I’m not saying we all join religious orders and move to the slums. But there’s plenty of room for improvement in how Christians resemble Jesus, the source of love and proof of love, who never judged or labelled people and never allowed himself to be dragged into the politics and power plays of his day. While continually speaking about his Father’s love, Jesus healed, included, and encouraged the “lost sheep” — no matter what kind of lives they had lived.

The key is simply to more deliberately imitate Jesus. We need to be better at love — especially loving those who may not seem worthy of our love.

If Christians were to embody the verse 1 John 4:19, “We love because he first loved us,” how different would our communities and world look? A lesson from Mother Teresa is that there is a constant need for “small things with great love” in our daily lives. This can start with being kind to the retail clerk and the coffee barista or serving in a soup kitchen or women’s shelter just across town. It can extend to giving to support children and families living in extreme poverty around the world.

Loving like Jesus starts with seeing every person as made in the image of God and precious to the Creator. Just that — leaving our biases, fears, and politics aside. And it is practiced by following Jesus’ straightforward directions in Matthew 25: feeding the hungry, giving the thirsty something to drink, welcoming the stranger, clothing the naked, visiting the prisoner. Mother Teresa saw Jesus “in the distressing disguise of the poor,” and we can also see him in the refugee, the former child soldier, the AIDS sufferer.

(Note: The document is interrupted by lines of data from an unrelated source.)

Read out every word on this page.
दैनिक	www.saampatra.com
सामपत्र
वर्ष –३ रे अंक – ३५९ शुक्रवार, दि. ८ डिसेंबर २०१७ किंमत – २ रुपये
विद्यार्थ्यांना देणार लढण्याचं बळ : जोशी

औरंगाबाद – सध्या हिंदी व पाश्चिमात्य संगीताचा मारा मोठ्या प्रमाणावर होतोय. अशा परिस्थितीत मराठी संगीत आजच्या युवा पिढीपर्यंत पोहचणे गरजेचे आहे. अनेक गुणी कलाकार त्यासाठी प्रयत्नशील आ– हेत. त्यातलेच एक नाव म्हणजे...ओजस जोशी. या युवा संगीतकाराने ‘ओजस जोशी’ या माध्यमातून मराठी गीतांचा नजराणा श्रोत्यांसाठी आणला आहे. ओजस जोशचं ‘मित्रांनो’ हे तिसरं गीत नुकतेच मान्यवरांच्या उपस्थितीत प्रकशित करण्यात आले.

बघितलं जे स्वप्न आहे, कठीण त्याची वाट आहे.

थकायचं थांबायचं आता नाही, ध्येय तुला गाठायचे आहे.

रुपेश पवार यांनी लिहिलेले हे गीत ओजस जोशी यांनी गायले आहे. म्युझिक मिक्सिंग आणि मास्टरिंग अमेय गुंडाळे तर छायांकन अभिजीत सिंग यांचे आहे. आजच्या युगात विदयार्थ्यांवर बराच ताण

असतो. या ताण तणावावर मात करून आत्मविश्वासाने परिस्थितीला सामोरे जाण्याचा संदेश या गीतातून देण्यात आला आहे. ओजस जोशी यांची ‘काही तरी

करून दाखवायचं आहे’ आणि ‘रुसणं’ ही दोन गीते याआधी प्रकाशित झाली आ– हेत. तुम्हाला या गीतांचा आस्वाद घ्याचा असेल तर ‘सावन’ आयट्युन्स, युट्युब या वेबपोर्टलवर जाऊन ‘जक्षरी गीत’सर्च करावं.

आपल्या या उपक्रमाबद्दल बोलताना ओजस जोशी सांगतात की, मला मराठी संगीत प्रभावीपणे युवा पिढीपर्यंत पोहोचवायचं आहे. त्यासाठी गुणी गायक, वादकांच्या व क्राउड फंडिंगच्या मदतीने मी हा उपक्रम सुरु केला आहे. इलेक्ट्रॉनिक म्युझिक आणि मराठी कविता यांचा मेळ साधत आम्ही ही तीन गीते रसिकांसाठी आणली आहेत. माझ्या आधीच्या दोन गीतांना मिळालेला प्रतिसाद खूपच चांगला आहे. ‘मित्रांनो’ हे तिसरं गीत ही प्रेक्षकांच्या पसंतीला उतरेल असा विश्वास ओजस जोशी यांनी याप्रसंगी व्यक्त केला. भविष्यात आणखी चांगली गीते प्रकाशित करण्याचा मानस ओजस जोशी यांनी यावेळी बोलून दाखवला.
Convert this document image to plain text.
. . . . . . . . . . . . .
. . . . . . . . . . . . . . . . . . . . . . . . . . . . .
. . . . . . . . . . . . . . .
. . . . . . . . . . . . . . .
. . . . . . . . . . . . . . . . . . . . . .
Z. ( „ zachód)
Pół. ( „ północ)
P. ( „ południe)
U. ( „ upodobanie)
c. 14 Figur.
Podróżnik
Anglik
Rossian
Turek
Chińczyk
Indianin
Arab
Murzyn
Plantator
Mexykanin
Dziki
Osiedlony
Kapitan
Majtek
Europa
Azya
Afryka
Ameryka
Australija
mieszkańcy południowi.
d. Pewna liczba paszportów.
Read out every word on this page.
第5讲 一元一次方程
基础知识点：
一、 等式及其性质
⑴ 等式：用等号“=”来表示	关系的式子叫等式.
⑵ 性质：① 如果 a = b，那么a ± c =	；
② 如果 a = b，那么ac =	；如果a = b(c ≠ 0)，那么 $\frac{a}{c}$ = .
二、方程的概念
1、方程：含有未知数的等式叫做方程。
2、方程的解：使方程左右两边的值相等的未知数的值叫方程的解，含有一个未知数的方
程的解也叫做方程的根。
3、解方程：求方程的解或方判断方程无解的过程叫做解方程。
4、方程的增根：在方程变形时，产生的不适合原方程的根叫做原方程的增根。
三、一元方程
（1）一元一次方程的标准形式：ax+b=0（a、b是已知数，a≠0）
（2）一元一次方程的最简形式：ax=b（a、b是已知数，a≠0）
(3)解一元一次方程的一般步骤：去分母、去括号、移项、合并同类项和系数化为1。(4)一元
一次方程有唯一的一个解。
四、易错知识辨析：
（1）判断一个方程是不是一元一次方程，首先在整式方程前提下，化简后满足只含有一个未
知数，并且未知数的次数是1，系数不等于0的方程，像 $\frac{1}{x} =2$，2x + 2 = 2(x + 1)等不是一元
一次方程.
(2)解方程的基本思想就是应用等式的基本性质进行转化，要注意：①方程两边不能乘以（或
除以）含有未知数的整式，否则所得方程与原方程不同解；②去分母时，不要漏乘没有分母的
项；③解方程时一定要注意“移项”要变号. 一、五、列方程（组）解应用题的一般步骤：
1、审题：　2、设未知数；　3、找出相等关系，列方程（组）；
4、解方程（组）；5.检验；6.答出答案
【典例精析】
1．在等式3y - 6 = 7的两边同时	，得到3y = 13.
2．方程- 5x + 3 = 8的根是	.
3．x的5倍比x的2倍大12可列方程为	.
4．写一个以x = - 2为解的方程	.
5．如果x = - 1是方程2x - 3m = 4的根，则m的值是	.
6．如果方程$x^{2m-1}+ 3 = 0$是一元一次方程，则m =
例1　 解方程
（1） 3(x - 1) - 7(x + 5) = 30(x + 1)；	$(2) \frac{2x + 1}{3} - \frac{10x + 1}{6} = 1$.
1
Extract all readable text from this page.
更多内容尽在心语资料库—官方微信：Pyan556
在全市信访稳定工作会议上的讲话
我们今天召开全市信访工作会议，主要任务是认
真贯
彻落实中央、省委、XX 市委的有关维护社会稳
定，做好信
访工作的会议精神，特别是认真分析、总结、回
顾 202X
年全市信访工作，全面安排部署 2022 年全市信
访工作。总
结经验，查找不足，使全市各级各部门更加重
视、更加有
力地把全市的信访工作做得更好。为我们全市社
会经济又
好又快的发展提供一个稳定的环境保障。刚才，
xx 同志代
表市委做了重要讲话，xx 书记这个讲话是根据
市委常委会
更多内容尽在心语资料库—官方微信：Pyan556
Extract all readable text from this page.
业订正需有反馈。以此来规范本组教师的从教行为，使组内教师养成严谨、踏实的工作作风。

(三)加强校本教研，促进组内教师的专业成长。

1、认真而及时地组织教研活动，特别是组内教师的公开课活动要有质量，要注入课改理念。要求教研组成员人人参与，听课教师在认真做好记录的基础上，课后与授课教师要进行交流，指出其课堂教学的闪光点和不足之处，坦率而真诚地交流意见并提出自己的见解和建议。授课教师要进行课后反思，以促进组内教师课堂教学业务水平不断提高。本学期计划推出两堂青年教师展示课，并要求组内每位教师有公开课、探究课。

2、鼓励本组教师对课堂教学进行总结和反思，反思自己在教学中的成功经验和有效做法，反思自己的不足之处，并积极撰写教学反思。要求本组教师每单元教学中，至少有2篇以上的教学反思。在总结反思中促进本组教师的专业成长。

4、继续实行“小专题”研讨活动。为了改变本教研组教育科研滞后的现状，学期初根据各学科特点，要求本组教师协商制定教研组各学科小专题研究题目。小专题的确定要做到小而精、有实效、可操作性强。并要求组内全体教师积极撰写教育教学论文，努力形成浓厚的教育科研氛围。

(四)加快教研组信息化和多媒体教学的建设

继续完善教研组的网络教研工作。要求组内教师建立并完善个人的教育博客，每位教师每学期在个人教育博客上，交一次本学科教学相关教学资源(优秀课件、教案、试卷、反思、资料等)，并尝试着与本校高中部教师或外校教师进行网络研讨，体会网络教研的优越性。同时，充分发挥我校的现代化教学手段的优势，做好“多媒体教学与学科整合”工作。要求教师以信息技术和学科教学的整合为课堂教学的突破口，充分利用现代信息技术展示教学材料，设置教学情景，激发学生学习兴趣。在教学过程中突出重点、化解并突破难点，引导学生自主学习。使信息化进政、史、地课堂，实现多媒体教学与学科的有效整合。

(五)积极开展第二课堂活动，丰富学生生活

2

In a world of conflict, inequality, and rampant distrust of “the other,” Mother Teresa’s brand of humble yet radical love is in short supply. It’s not just for saints and Nobel Peace Prize winners. The more we Christians demonstrate our faith through acts of love, the more we reflect the compelling love of our God, who “so loved the world that he gave his one and only Son, that whoever believes in him shall not perish but have eternal life” (John 3:16).